L’autre « malabar » de TGI, Hadj Abdelkrim Bensaci, aime répéter avec son boss, M. Zeroual, les « coups de pression » auxquels il soumet les chefs d’entreprise. Avant d’aller réclamer à un promoteur une somme de 12 000 euros pour des prestations fantômes, il s’échauffe : « Si lui c’est un loup, nous, on est des requins, il est tombé dans l’eau. Nous, à Marseille, pour 50 euros, on plante, on tire, on fout le bordel. Je vais lui dire : “T’as des enfants, ils vont à l’école… » Le patron a confirmé la venue de gros bras à la « mine patibulaire » et a fini par promettre deux nouveaux contrats de sécurité pour TGI. « T’aurais vu comme il était blanc », s’amuse Bensaci en faisant son rapport à Rafik Zeroual.

Mais, durant sa garde à vue, il a fini par craquer et par avouer : « Halid Compaoré et Rafik Zeroual se sont associés pour récupérer tout le chantier de la L2. Rafik demande à Compaoré de foutre le bordel pour obtenir des contrats. Soit ça se passe bien, soit ça va pas, sinon ça brûle, comme ça ils comprennent qu’il faut prendre TGI. »

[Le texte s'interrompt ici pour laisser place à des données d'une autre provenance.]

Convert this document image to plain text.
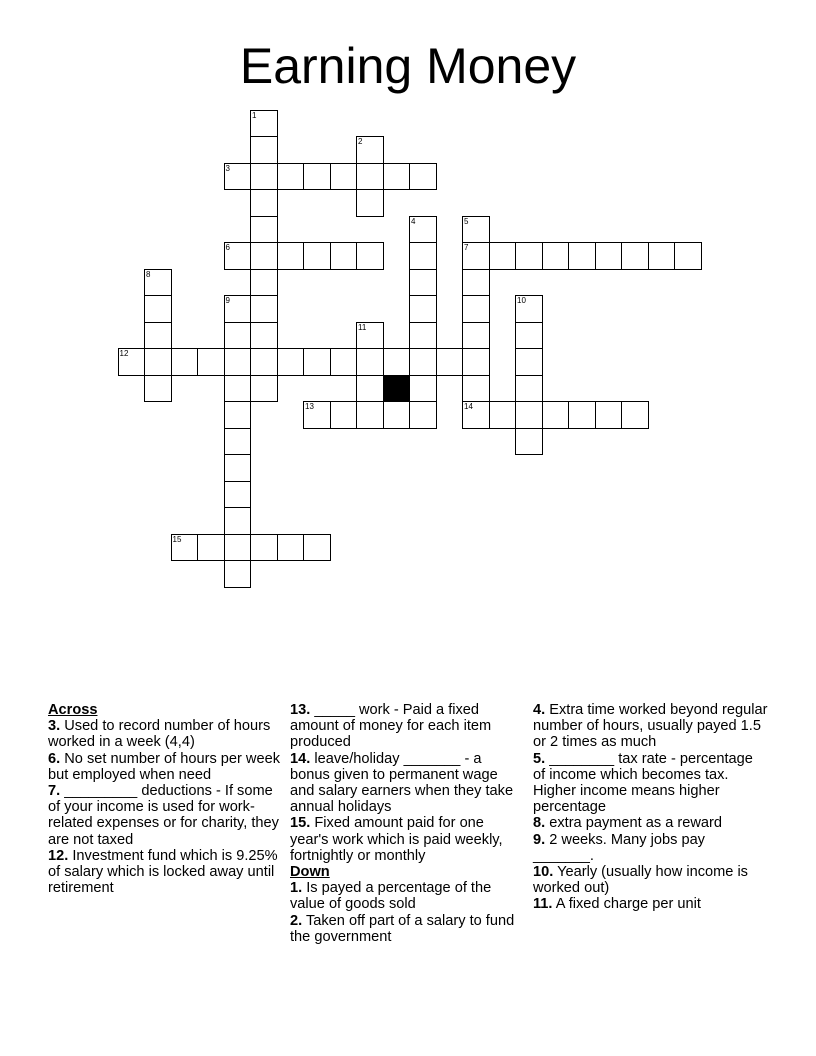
Earning Money
1
2
3
4	5
7
6
8
9	10
11
12
13	14
15
Across
3. Used to record number of hours worked in a week (4,4)
6. No set number of hours per week but employed when need
7. _________ deductions - If some of your income is used for work-related expenses or for charity, they are not taxed
12. Investment fund which is 9.25% of salary which is locked away until retirement
13. _____ work - Paid a fixed amount of money for each item produced
14. leave/holiday _______ - a bonus given to permanent wage and salary earners when they take annual holidays
15. Fixed amount paid for one year's work which is paid weekly, fortnightly or monthly
Down
1. Is payed a percentage of the value of goods sold
2. Taken off part of a salary to fund the government
4. Extra time worked beyond regular number of hours, usually payed 1.5 or 2 times as much
5. ________ tax rate - percentage of income which becomes tax. Higher income means higher percentage
8. extra payment as a reward
9. 2 weeks. Many jobs pay _______.
10. Yearly (usually how income is worked out)
11. A fixed charge per unit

La Fédération du BTP estime à 50 millions d’euros le coût annuel, dans les Bouches-du-Rhône, de cette délinquance longtemps tue et non dénoncée à la justice – vols, dégradations, incendies et pertes d’exploitation liées à des chantiers ralentis ou arrêtés. Pour éviter les pressions à l’embauche, les entreprises incluent dans leurs marchés des clauses d’insertion ouvertes aux jeunes des cités où vont se dérouler des chantiers. Ces procédures sont gérées par Pôle emploi et par des associations d’insertion.

« Je n’ai jamais ressenti ailleurs ce chantage, cette pression, a témoigné un promoteur construisant à l’Estaque un ensemble immobilier. A Marseille, les promoteurs budgètent une somme pour le racket. » Si les sociétés nationales ont, en 2015, déposé une plainte, en même temps que la direction départementale de la sécurité publique mettait sur pied un groupe d’enquête spécialisé, les petites entreprises de sécurité marseillaises optent souvent pour l’omerta. Un commercial de l’une d’elles a expliqué « ne plus pouvoir mettre un doigt dans les quartiers nord ». Il affirme que les sociétés de gardiennage devaient, à l’époque, verser une enveloppe de 2 000 euros à Halid Compaoré, « si on [voulait] travailler ». La proposition se faisait avec une arme à portée de main.